Cybersecurity remains a top focus of government regulators, and the prevailing trend is to encourage information sharing between the government and private entities to combat cybersecurity threats. In line with this theme, on February 9, 2016, President Obama directed his administration to implement a Cybersecurity National Action Plan (CNAP) intended to, among other things, enhance cybersecurity awareness and protections. Part of CNAP includes the establishment of a Commission on Enhancing National Cybersecurity (the Commission), whose appointees were announced on April 13, 2016. One of the Commission’s goals is to create a policy for national cyber incident coordination that will foster communication between the government and private entities regarding cybersecurity incidents. More information regarding cybersecurity threats and the Federal Bureau of Investigation’s response to those threats is available via the Hot Topics in Law Enforcement webinar, hosted by Bradley’s Privacy and Information Security Team in April.

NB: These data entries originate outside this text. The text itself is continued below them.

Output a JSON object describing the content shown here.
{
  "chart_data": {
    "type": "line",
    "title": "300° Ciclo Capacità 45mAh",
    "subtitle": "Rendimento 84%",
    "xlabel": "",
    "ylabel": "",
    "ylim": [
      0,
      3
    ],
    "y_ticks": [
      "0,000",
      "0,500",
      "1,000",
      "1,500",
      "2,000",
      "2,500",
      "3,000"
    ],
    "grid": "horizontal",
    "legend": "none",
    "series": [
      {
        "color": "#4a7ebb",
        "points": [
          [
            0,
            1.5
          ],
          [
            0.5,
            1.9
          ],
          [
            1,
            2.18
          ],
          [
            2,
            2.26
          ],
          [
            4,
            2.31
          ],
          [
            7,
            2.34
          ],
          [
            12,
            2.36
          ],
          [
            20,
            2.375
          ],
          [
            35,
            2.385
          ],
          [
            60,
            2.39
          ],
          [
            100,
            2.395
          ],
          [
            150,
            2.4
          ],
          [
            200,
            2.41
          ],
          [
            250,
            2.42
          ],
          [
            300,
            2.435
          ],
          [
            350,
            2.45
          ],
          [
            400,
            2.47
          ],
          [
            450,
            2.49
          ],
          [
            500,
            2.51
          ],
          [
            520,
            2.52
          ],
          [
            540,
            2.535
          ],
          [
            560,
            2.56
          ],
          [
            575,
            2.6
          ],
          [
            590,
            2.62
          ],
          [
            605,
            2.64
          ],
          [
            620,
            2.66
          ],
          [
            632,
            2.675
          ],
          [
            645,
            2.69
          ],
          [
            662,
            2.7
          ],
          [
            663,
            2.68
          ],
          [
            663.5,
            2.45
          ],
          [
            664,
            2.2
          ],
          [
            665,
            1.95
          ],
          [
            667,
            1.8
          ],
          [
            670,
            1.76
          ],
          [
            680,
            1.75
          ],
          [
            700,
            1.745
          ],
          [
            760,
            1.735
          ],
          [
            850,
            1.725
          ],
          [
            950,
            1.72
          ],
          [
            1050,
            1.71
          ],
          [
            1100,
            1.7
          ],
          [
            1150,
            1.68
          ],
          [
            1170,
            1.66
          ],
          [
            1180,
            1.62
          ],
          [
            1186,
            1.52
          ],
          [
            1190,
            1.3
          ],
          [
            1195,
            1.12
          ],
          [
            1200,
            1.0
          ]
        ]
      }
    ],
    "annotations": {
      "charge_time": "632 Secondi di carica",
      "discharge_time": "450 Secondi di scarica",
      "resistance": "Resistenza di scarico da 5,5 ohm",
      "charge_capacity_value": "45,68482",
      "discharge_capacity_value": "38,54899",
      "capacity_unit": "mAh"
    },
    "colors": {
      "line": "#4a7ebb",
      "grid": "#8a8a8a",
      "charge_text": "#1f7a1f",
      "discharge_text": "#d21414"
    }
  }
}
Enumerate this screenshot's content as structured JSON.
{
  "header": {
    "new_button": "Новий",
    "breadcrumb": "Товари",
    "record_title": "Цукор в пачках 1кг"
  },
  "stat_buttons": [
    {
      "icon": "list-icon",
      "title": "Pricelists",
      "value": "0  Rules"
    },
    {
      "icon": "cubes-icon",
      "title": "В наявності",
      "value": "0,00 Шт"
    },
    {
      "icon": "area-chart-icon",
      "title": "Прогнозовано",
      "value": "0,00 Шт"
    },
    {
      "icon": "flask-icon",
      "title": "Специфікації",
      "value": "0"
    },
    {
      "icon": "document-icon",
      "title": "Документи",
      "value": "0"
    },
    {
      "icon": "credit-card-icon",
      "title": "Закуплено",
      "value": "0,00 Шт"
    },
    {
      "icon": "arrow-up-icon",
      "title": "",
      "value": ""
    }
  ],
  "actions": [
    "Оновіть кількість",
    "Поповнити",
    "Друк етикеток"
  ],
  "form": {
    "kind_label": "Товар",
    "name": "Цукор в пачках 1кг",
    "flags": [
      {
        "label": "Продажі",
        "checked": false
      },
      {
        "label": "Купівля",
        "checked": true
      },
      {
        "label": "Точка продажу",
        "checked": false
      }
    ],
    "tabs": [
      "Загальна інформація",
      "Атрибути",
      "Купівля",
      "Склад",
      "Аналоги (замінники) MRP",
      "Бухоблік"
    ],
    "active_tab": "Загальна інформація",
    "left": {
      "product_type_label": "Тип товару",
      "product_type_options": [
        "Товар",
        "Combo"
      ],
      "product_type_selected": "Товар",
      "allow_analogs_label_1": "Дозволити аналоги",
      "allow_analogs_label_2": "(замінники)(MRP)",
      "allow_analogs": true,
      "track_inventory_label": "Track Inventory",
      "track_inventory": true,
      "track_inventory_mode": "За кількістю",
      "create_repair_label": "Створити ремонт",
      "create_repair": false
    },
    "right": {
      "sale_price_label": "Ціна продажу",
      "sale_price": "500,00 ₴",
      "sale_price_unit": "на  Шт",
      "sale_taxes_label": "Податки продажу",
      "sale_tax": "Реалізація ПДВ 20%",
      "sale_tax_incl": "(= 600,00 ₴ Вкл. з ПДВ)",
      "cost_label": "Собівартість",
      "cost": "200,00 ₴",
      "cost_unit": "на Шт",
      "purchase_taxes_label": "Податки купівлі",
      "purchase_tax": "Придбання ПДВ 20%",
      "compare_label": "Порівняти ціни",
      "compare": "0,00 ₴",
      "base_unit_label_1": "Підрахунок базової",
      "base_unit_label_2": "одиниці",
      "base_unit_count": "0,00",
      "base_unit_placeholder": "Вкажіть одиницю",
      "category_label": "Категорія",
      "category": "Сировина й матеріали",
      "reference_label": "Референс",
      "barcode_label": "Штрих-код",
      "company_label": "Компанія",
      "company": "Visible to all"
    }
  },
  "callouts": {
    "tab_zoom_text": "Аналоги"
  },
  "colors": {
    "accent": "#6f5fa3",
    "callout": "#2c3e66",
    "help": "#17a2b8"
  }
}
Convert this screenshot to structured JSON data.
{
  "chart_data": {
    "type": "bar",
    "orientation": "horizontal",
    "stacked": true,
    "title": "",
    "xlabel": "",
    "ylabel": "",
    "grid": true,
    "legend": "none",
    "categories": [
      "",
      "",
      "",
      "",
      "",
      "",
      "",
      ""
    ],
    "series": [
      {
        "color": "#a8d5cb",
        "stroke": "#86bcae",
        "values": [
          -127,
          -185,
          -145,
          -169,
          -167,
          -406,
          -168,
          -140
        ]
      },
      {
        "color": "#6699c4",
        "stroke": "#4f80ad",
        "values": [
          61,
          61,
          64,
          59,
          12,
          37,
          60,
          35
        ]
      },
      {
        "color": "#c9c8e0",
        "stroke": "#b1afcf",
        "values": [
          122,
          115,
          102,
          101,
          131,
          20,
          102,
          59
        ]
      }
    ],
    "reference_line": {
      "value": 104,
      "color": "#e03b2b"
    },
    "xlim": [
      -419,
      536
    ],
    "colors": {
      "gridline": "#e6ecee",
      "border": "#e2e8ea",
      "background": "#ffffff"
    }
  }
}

CNAP follows closely on the heels of the Cybersecurity Information Sharing Act (CISA), which became law on December 18, 2015. Like CNAP, CISA seeks to increase cybersecurity information sharing between federal and non-federal entities, and to this end, CISA provides protection from civil liability to non-federal entities sharing a “cyber threat indicator or defensive measure” with other private and governmental entities for “cybersecurity purposes.” The information that can be shared, however, is limited to information that is necessary to assist in detecting, preventing, or mitigating a cybersecurity threat. As a result, this safe harbor typically will not apply to personally identifiable information that financial institutions maintain on their customers, such as account numbers or social security numbers, and financial institutions may still face liability for unauthorized release of that information.
Both CNAP and CISA recognize that increased information sharing raises privacy concerns that must be balanced against the cybersecurity benefits of such sharing. To that end, in February 2016, the Department of Justice (DOJ) and Department of Homeland Security (DHS) published guidelines to aid private entities in sharing information with the government under CISA. The DOJ and DHS are expected to issue final guidelines on the sharing of information under CISA in June.
In advance of these final guidelines, financial institutions should carefully consider how they will protect their customers’ information if they choose to share information under CISA. CISA and CNAP indicate a clear trend towards increased information sharing, and financial institutions should have policies and procedures in place to protect private customer data and reduce their exposure to potential liability before participating in this sharing.